First and foremost, what is stuttering?

Stuttering is a disruption in the flow of speech that is characterized by repetitions, prolongations, or abnormal stoppages of sounds. These disruptions can make speech difficult to understand, and often cause stress or anxiety in the person who is stuttering. Stuttering typically shows up during the preschool years and can last a lifetime.

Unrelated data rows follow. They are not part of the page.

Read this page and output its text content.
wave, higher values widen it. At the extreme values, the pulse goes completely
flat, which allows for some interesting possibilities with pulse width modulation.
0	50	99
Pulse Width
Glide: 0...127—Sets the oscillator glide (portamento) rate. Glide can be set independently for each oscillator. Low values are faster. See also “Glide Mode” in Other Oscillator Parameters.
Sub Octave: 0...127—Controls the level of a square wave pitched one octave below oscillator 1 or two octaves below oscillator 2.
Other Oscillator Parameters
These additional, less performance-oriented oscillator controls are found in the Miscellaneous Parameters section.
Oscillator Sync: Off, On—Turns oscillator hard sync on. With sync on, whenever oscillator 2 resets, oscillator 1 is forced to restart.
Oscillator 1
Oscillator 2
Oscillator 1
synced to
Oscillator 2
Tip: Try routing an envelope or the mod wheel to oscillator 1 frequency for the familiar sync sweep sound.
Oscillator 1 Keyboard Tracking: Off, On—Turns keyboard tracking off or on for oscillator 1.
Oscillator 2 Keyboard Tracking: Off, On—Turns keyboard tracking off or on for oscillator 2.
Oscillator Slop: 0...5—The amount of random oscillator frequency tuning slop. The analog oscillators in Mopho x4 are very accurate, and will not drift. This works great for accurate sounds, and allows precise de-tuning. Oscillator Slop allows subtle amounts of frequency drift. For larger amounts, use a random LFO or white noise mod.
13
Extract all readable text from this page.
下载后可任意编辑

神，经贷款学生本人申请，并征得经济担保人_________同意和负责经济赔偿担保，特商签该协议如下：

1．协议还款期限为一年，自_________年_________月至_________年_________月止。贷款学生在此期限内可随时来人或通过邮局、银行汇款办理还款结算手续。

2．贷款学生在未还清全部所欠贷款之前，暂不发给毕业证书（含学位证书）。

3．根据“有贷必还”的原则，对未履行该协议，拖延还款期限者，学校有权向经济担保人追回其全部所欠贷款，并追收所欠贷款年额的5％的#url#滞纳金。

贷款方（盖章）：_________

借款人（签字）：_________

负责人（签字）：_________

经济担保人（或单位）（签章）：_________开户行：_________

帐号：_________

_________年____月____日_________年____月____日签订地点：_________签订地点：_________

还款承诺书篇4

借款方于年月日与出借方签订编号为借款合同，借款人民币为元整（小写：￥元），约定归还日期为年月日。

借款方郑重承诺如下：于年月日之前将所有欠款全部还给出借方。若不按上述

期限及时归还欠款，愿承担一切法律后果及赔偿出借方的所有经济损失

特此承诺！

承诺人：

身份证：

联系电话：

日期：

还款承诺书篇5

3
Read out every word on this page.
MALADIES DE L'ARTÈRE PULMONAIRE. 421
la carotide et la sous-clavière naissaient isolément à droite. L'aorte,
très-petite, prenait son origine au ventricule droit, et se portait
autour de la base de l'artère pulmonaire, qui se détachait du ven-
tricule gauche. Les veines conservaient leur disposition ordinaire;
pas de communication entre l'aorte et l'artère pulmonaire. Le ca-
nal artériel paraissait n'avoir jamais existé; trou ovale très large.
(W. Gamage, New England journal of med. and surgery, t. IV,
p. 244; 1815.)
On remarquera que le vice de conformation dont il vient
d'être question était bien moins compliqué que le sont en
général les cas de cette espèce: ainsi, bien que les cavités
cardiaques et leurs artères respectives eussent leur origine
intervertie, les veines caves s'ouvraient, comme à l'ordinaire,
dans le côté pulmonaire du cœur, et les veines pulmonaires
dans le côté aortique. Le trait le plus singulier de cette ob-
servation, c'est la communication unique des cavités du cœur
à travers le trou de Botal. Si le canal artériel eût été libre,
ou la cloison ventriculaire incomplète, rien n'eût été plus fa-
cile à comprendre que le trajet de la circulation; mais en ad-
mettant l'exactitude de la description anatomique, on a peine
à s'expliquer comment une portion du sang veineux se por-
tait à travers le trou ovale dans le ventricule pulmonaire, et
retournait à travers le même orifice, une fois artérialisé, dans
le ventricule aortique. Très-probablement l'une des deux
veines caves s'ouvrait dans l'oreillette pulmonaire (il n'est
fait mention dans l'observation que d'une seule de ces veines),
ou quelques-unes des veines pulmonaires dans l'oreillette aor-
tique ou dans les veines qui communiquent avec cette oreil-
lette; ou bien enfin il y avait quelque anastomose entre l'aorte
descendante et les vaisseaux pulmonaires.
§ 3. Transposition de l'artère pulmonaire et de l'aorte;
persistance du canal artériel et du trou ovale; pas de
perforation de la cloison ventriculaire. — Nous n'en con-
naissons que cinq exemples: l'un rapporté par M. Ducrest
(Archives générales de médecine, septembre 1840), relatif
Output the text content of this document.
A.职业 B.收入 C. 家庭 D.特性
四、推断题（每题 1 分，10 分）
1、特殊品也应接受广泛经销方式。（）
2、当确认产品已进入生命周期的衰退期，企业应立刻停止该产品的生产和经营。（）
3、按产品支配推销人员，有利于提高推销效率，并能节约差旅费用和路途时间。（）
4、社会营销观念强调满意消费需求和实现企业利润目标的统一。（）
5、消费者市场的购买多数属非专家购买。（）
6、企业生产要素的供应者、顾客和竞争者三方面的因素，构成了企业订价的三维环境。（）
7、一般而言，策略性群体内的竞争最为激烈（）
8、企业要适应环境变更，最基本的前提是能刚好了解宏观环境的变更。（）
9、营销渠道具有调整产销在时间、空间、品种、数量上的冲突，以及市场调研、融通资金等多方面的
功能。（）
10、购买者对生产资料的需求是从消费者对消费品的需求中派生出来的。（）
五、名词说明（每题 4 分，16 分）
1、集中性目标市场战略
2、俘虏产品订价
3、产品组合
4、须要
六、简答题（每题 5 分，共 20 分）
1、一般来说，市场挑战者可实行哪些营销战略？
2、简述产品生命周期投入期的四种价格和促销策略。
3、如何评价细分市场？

Characteristics of stuttering include:

  • Repetitions of syllables (e.g., “I-I-I want to go outside”)
  • Repetition of monosyllabic word (ex: Why-Why-Why was she late?)
  • Prolongations of sounds within words (e.g., sssssssaying “ssssnake”)
  • Blocks, which are pauses in speech that may be accompanied by a feeling of tightness or tension in the face or chest

Other overt stuttering behaviors include:

  • Tensing of the face or upper body
  • Avoidance behaviors, such as eye blinks or head turns
  • Frequent use of fillers, such as “um” or “you know”
  • Escape behaviors, such as rapid speech or changing topics
King's Speech

In addition to these behaviors, many people who stutter also experience secondary symptoms of anxiety and embarrassment. These can be caused by the stress that often accompanies stuttering or by negative social reactions to speech disfluency.

The King’s Speech can teach us a few things about stuttering.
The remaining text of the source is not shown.